The English Beat Are Still the Big Shots of 2 Tone Ska

Sometime around 1978, revelation struck in Birmingham. During that period, Dave Wakeling, Andy Cox and David Steele had a nascent, nameless band in their U.K. hometown. As active participants in their local scene, they orchestrated house parties with two DJs—one spinning punk, another reggae. “If you played all punk, the place would go nuts for about an hour, and then everybody disappeared to have a rest. If you played all reggae, by the end of an hour, everybody was just leaning against the walls, nodding their heads gently,” Wakeling remembers. “But if you mixed it up and played one of this, one of that, the dance floor stayed packed all night.” After observing this phenomenon once, Cox turned to Wakeling and asked, “But what if you were to get elements of both DJs into the same three-minute pop song? What would you have then?”

They answered that question by forming the Beat, an amalgam of island soul and fiery, four-chord power. The group's potpourri of genres represented some of the best of second-wave/2 Tone ska, which was itself an English response to the sounds of 1960s Jamaica. Before coming across the pond, they were marketed to U.S. audiences as the English Beat—mostly for legal reasons, but also to avoid confusion with an American band with the same name. Musically, Wakeling's goal was to combine “the joyous love-of-life sound from the rhythm section of Toots and the Maytals” with “the urban angst of the Velvet Underground.” Lyrically, he wanted to fuse the Monkees and John Lennon. “Under the catchiness of pop,” Wakeling says, “you could actually end up being quite subversive by talking about what everybody was talking about at every bus stop and in every pub but was still at that point not what you were meant to be singing about in pop music.”

Over the Beat's original five-year existence, they achieved significant commercial success at home and abroad, building their discography with gems such as “Save It for Later,” “Mirror In the Bathroom” and “Twist and Crawl.” They were also among the vanguard bands of the 2 Tone scene, which was rooted in advocating equality between blacks and whites. (Several bands, including the Beat, had members of both races.)

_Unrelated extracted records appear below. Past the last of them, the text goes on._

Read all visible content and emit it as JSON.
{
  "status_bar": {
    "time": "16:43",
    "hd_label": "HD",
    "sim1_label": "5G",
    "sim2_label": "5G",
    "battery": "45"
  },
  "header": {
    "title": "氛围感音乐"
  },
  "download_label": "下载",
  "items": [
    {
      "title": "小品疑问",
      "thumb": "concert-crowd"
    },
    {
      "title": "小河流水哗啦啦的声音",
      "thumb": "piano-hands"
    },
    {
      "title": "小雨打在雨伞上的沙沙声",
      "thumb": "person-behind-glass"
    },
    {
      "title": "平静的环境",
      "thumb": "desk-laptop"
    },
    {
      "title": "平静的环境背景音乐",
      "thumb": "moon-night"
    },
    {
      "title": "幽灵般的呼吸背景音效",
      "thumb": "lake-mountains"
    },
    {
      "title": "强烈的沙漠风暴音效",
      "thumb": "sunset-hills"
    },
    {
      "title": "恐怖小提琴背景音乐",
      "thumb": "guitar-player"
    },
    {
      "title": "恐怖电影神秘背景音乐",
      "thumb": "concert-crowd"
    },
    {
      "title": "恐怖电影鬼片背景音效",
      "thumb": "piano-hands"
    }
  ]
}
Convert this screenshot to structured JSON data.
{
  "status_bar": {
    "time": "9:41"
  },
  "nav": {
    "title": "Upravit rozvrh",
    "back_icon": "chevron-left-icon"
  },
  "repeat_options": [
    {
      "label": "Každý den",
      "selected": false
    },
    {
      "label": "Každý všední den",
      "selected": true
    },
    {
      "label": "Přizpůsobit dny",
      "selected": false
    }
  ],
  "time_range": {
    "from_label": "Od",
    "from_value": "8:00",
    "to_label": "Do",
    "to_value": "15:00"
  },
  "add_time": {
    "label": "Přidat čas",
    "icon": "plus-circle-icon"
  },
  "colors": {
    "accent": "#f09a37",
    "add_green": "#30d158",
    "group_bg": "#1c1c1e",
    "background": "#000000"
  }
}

Fights often broke out at the group's shows since the scene was full of young, testosterone-loaded men. To combat this, the band commissioned a female complement to the 2 Tone mascot designed by Walt Jabsco. The black-and-white charicature of a man in a black suit, white shirt, black tie, pork pie hat, white socks and black loafers was given to Hunt Emerson, who created the “Beat Girl”—a young, slender, skirt-and-sweater-clad woman whose hips were always bent in a dancing motion. This measure, combined with lyrics delving into sexuality and romance, led to the ladies attending the band's concerts, too, calming the men in the process.

Other songs by Wakeling discussed paranoia, vanity, insanity and haphazardness, sentiments that became key factors in the Beat's messy break-up. Drugs, arguments and the group's strategy of having no strategy ripped the band apart by 1983. In the aftermath, Wakeling and fellow Beat member Ranking Roger formed General Public, while Steele and Cox created '80s pop-rock classics as Fine Young Cannibals. In 2003, most of the Beat's original lineup reunited, which led to the band existing in two forms: The Beat are based in the U.K., while the Los Angeles-based Wakeling oversees the English Beat stateside. A box set titled The Complete Beat teams unreleased material from record-label archives with the Beat's three studio albums.

Looking back on his band's salad days, Wakeling doesn't take long to recall his favorite moments. He loved touring with the Clash in 1982, and he fondly remembers receiving compliments from musical heroes such as David Bowie, Robert Plant, Pete Townshend and Elvis Costello (often in the form of cover versions of his band's songs). But there's a recurring image that has always haunted him: the nightly scene in which he'd go from thousands of screaming fans to a hotel room, his ears ringing, blood pumping and body shivering with excitement, with his thoughts as his only companion. “I would say that having been in a pop group has been the greatest part of my working life, but it's also given me the opportunity to learn more about my own dark side than I ever anticipated,” Wakeling says with a chuckle. “It's been a terrific way to find out about myself, including all the stuff I'm not particularly fond of.”

 

This article appeared in print as “The Beat Goes On: Ska legends the English Beat keep putting feet and minds to work.”